A notification to this regard, for both April and October, has not yet been issued by the Arvind Kejriwal-led Aam Aadmi Party (AAP) government. The proposal is currently “under submission”, Delhi government’s labour department claimed in an RTI reply dated October 20 to one Surjeet Shyamal, a labour activist based in the national capital. The orders shall be issued “when the Government decide(s),” the reply added. The reply copy, accessed by NewsClick, bears no explanations as to why there is a delay.

Shyamal, while speaking with Newsclick, criticised the delay in revising the VDA component. “Not increasing the minimum wages is certainly hurting the many private sector workers in the city, who are anyway bearing the brunt of an unplanned lockdown, that resulted in heavy job losses and cuts in wages,” he said.

He added that a notification must be issued soon, even more so when other states including Bihar and Haryana, and even the central government, have done so. “The Delhi government could think about giving relief to the businesses who are said to be under financial stress due to the COVID-19 situation. But what about the workers? Who will look after them and their needs?” asked Shyamal, who also runs a blog, WorkerVoice.

Calls made by NewsClick to the offices of the Labour Commissioner and Additional Labour Commissioner went unanswered.

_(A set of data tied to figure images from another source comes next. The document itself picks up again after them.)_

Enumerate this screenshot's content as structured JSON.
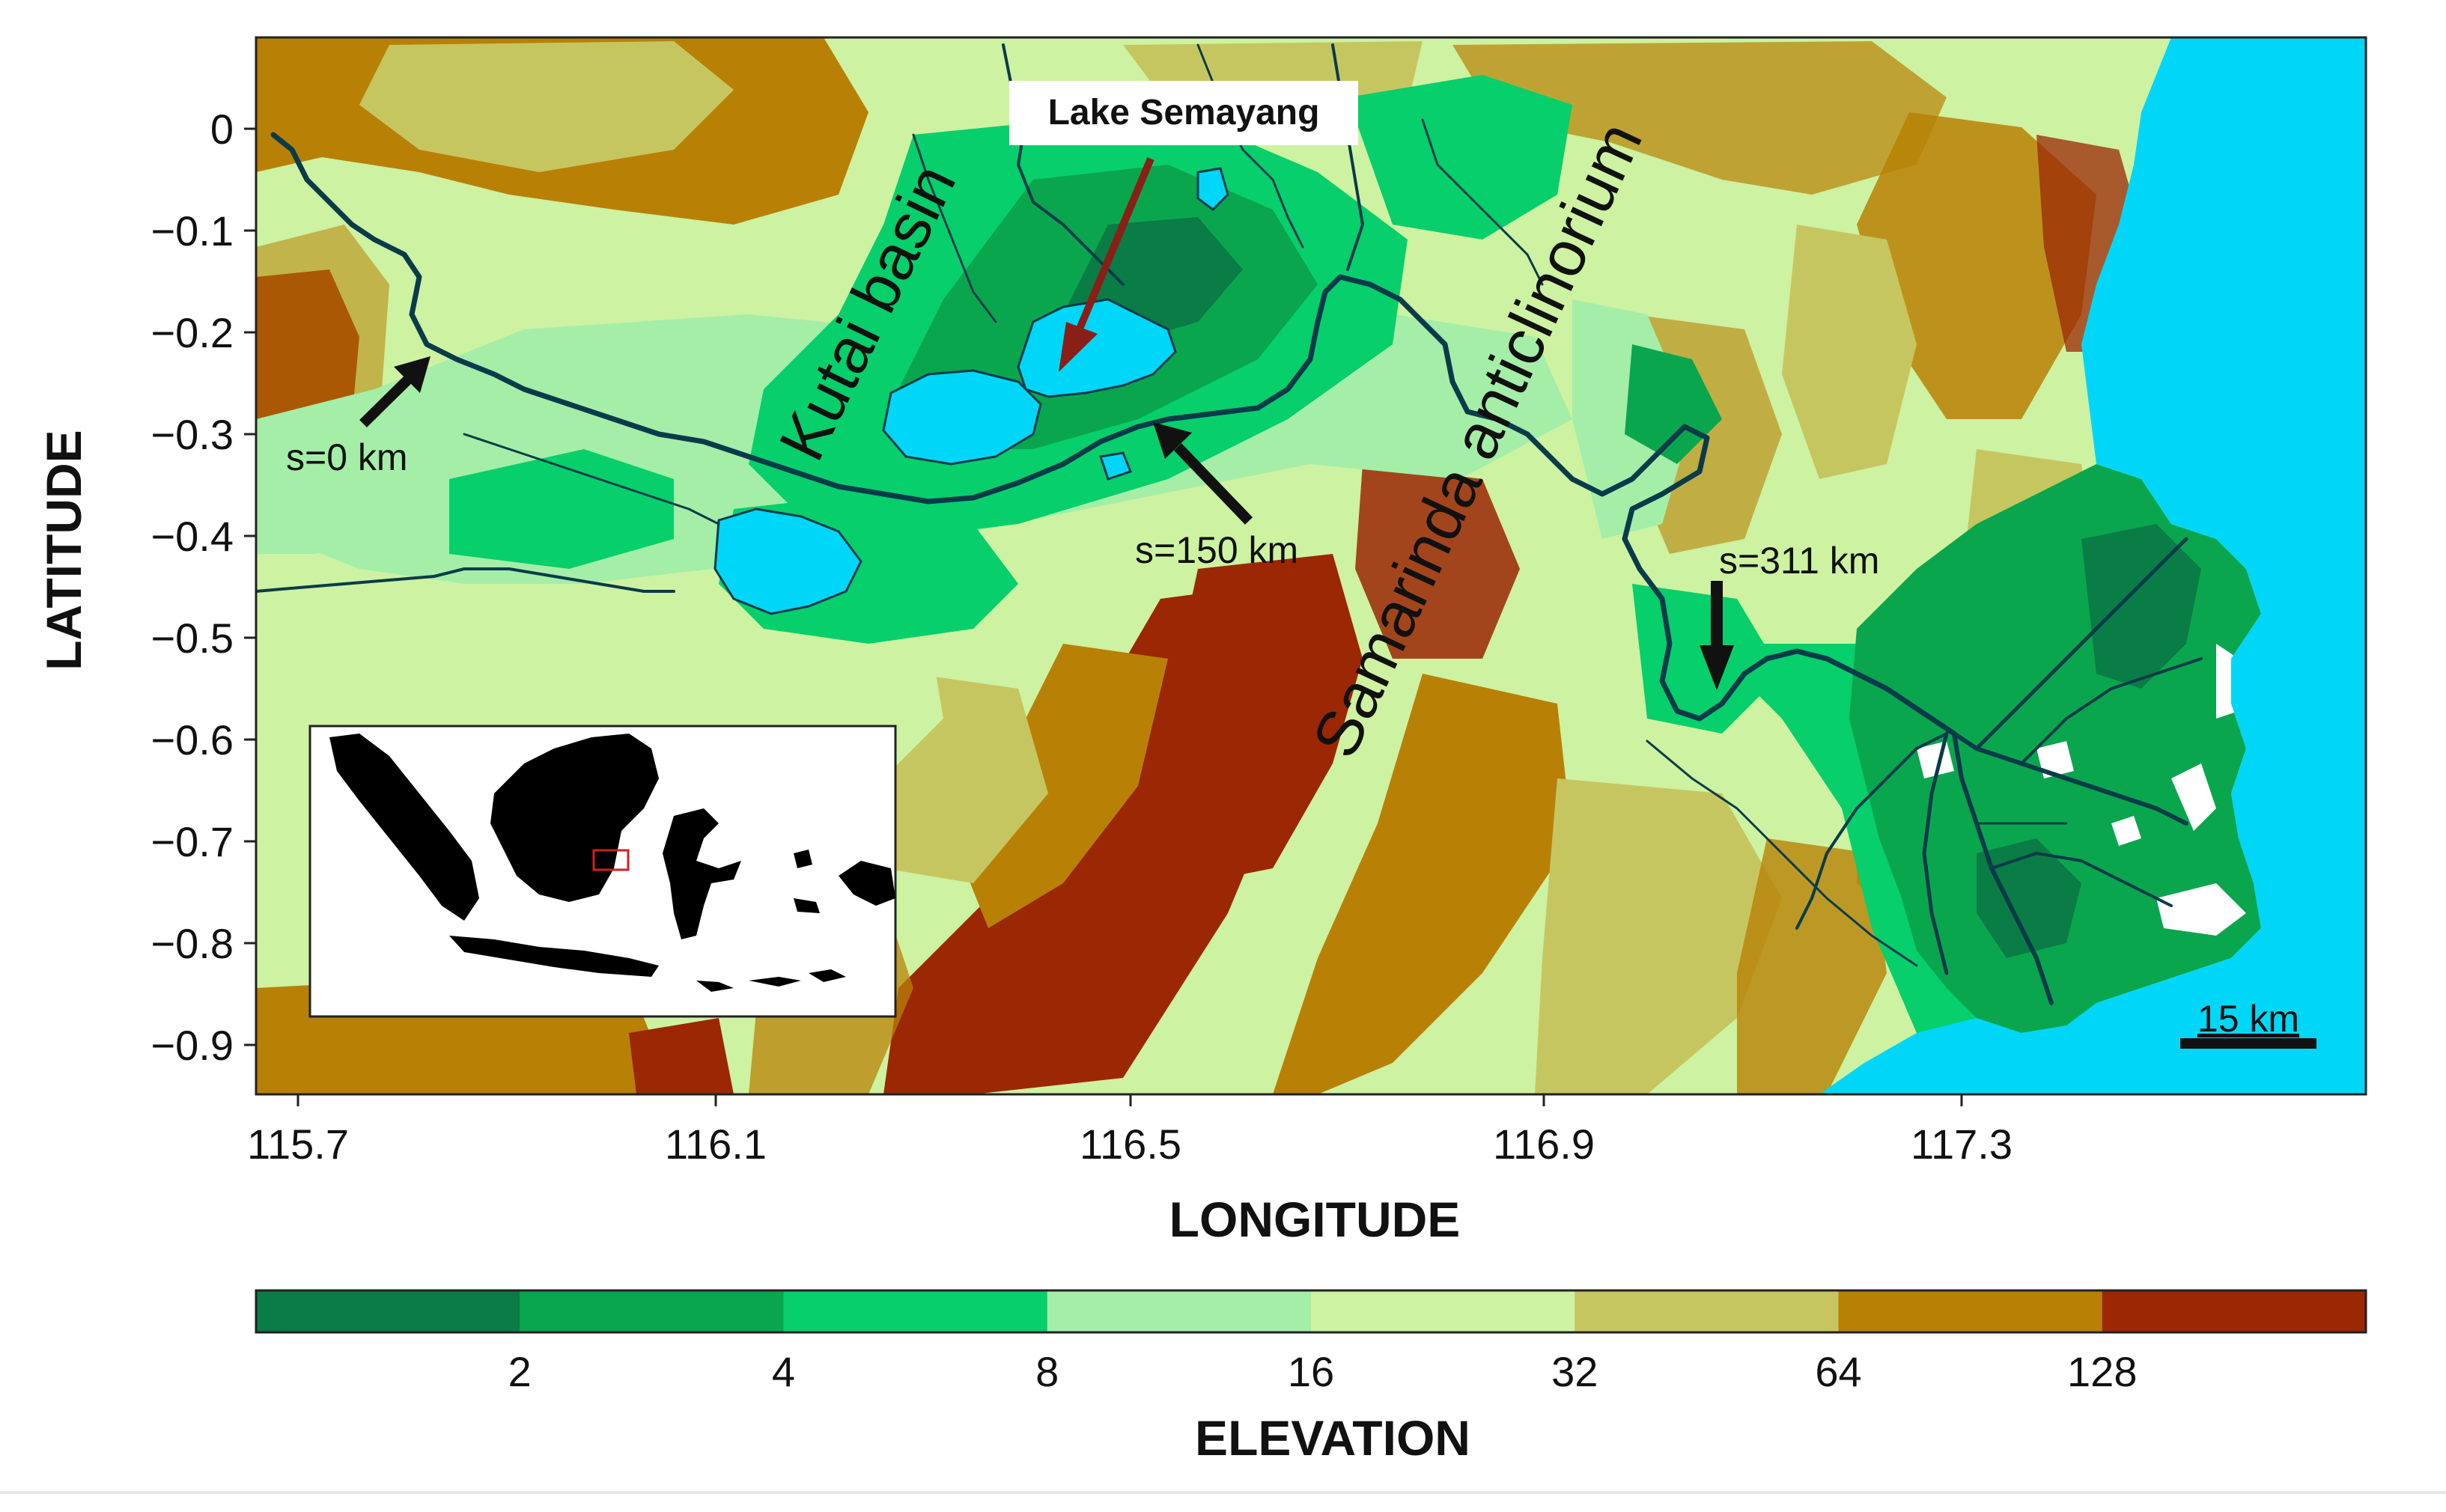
{
  "map": {
    "title": "",
    "x_axis": {
      "label": "LONGITUDE",
      "ticks": [
        "115.7",
        "116.1",
        "116.5",
        "116.9",
        "117.3"
      ]
    },
    "y_axis": {
      "label": "LATITUDE",
      "ticks": [
        "0",
        "−0.1",
        "−0.2",
        "−0.3",
        "−0.4",
        "−0.5",
        "−0.6",
        "−0.7",
        "−0.8",
        "−0.9"
      ]
    },
    "regions": {
      "kutai_basin": "Kutai basin",
      "samarinda": "Samarinda anticlinorium"
    },
    "lake_label": "Lake Semayang",
    "markers": [
      {
        "label": "s=0 km",
        "lon": 115.86,
        "lat": -0.31
      },
      {
        "label": "s=150 km",
        "lon": 116.63,
        "lat": -0.41
      },
      {
        "label": "s=311 km",
        "lon": 117.12,
        "lat": -0.41
      }
    ],
    "scale_bar": "15 km",
    "inset": {
      "name": "Indonesia locator map",
      "highlight_color": "#d21f1f"
    }
  },
  "legend": {
    "title": "ELEVATION",
    "tick_labels": [
      "2",
      "4",
      "8",
      "16",
      "32",
      "64",
      "128"
    ],
    "colors": [
      "#0a7c45",
      "#0aa64e",
      "#06cf6b",
      "#a4eea8",
      "#cdf2a1",
      "#c6c661",
      "#b88106",
      "#9b2705"
    ],
    "sea_color": "#00d7f8",
    "river_color": "#0a3b4a"
  }
}
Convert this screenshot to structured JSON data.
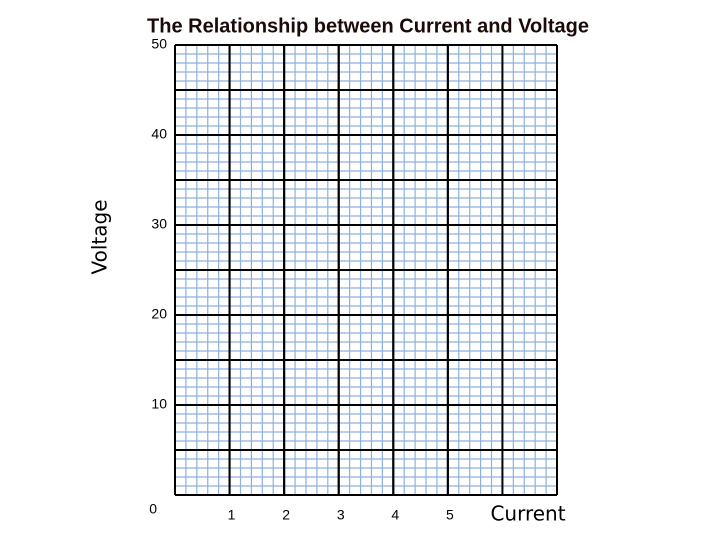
{
  "chart_data": {
    "type": "line",
    "title": "The Relationship between Current and Voltage",
    "xlabel": "Current",
    "ylabel": "Voltage",
    "xlim": [
      0,
      7
    ],
    "xticks": [
      1,
      2,
      3,
      4,
      5
    ],
    "ylim": [
      0,
      50
    ],
    "yticks": [
      0,
      10,
      20,
      30,
      40,
      50
    ],
    "grid": true,
    "series": []
  }
}
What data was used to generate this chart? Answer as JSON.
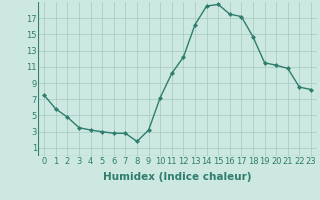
{
  "x": [
    0,
    1,
    2,
    3,
    4,
    5,
    6,
    7,
    8,
    9,
    10,
    11,
    12,
    13,
    14,
    15,
    16,
    17,
    18,
    19,
    20,
    21,
    22,
    23
  ],
  "y": [
    7.5,
    5.8,
    4.8,
    3.5,
    3.2,
    3.0,
    2.8,
    2.8,
    1.8,
    3.2,
    7.2,
    10.2,
    12.2,
    16.2,
    18.5,
    18.7,
    17.5,
    17.2,
    14.7,
    11.5,
    11.2,
    10.8,
    8.5,
    8.2
  ],
  "line_color": "#2e7d6e",
  "marker": "D",
  "marker_size": 2.0,
  "background_color": "#cce8e0",
  "grid_color": "#aacfc8",
  "xlabel": "Humidex (Indice chaleur)",
  "xlabel_fontsize": 7.5,
  "xlim": [
    -0.5,
    23.5
  ],
  "ylim": [
    0,
    19
  ],
  "yticks": [
    1,
    3,
    5,
    7,
    9,
    11,
    13,
    15,
    17
  ],
  "xticks": [
    0,
    1,
    2,
    3,
    4,
    5,
    6,
    7,
    8,
    9,
    10,
    11,
    12,
    13,
    14,
    15,
    16,
    17,
    18,
    19,
    20,
    21,
    22,
    23
  ],
  "tick_fontsize": 6,
  "line_width": 1.0
}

The enhancement in wages in the face of pandemic-triggered economic disruptions, the union leader argues, would help the workers cope with tough times. Recently released government data shows that the retail inflation rate has hit an eight-month high of 7.3%, up from 6.69% in August.

Not only that, more money in the hands of workers would also assist in bringing the dwindling economy back on track, as more wages would lead to the required demand push, experts have maintained. The nation’s gross domestic product (GDP) recorded a decline of 24% in the first quarter of this year, compared to the respective quarter of the last fiscal year.

However, as far as minimum wage rates are concerned, their implementation is much more needed than just notifying them, believes Tapan Sen, general secretary of the Centre for Indian Trade Unions (CITU). “In the national capital, even after notifying hiked minimum wage rates last year, its benefits are only seen in areas where there is a strong trade union presence who can press the employer to adhere to the rates,” he said.

The minimum wage rates in Delhi saw an increase of 37% last year, after the Supreme Court upheld the Delhi government’s March 2017 notification – challenged by over 40 employers’ associations.

“The 2019 hike was welcoming,” Sen said. He, however, rued that its enforcement is still very “lackadaisical.”

When asked about the non-revision of VDA rates, Sen argued, “This has been a demand of the businesses for a very long time and they are being heard at the cost of the workers in the wake a pandemic.”

Meanwhile, the Centre on Thursday launched a new series of Consumer Price Index for industrial workers (CPI-IW) with a new base year of 2016, along with the decision to give more weight to non-food items under it than the earlier 2001 index.

This index is the one mostly used by the Centre and the states to increase the VDA component of the minimum wages twice a year.

The entire exercise, “has been thoroughly arbitrary, deliberately designed to suppress the real impact of the price rise of essential items for human survival and also to deprive the workers of their entitlement for legitimate DA,” the CITU had earlier reasoned in a statement expressing “concern” over the development.